Before any generation starts, there is a structured interrogation of the problem space. Scope and intent, dependencies, data shape, error topology, test contract. The spec lives with the code. Future-me, or future-AI, always has the reasoning, not just the output.
So when I describe a build, it can sound like vibe coding from the outside. A few hours from idea to working product. But what actually happened is I spent an hour on the spec, two hours running the build, and an hour or so cleaning things up. The speed is real. The speed is possible because the thinking happened first.
I may ask the model to come up with five different approaches to a problem. Maybe I supply two or three, it generates two or three of its own, and then I run them. I analyze them. I see which approaches will actually get the best results. I decide which trade-offs I am willing to make as the architect. AI can compress technical research spikes from months to days. But I do not tell it to decide for me.

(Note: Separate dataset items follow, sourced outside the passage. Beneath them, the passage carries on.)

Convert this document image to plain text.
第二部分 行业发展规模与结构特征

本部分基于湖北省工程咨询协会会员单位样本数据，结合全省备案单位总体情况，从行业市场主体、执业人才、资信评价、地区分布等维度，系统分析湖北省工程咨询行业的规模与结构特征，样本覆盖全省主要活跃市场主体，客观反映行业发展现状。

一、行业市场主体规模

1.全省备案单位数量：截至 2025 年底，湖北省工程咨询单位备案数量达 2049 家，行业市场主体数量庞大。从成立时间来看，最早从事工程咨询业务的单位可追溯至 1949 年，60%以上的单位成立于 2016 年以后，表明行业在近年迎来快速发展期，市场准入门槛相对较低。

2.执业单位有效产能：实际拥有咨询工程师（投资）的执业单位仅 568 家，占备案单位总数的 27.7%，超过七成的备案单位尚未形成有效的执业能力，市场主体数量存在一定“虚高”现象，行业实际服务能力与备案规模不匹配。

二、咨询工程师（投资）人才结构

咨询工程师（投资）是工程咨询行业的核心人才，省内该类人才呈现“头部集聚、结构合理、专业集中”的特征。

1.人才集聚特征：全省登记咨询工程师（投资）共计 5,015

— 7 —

The biggest difference between vibe coding and shipping with AI is this: the vibe coder does not feel a sense of responsibility for what is being shipped. A developer who uses AI understands that every single line going to production has their name on it, and they are responsible for the consequences of that code. Because generative AI is nondeterministic by nature, a vibe coder is pulling the lever on a slot machine hoping for the jackpot. Sometimes they hit. Often they do not. I prefer to count cards at a blackjack table. I am watching the game. I know when to hit, when to stay, when to step away. There is still random chance involved. I am dealing with the same nondeterministic system. But I am containing it. Winning more than I am losing because I am paying attention to the mechanics of what is happening.
Right Tool, Right Job
Here is what I did not say explicitly at the start, but it has been the thread running through all of this: I do vibe code. On low-stakes items, absolutely. A throwaway utility script, a one-off internal tool that three people will ever see, a prototype I need to think through visually. Vibe coding is fine for all of that. The four-part methodology does not need to be applied to everything. That would be over-engineering the process, not the product.
The differentiator is the quality gate. Vibe coding is not a different methodology from what I do. It is a different risk tolerance. The process can look nearly identical from the outside. What is different is what you accept at the end.
Which means the real question is never “did you vibe code?” The question is: what were the stakes, and did your quality bar match them?
At the end of the day, vibe coding is a powerful tool when applied to the right problem. The problem is, humans tend to pick up a hammer and think that everything is a nail. And here is where it gets a little recursive. Knowing when to vibe code and when not to is itself an act of taste and judgment. You have to apply the exact thing that vibe coding outsources in order to know when it is safe to outsource it. The people who do not understand that are the ones who might ship something genuinely cool, but then are bankrupt immediately because their stuff could not hold up to the harsh prodding from the real world.
The tools are remarkable. They are going to keep getting better. None of that changes the fact that you still have to be the one deciding what good looks like.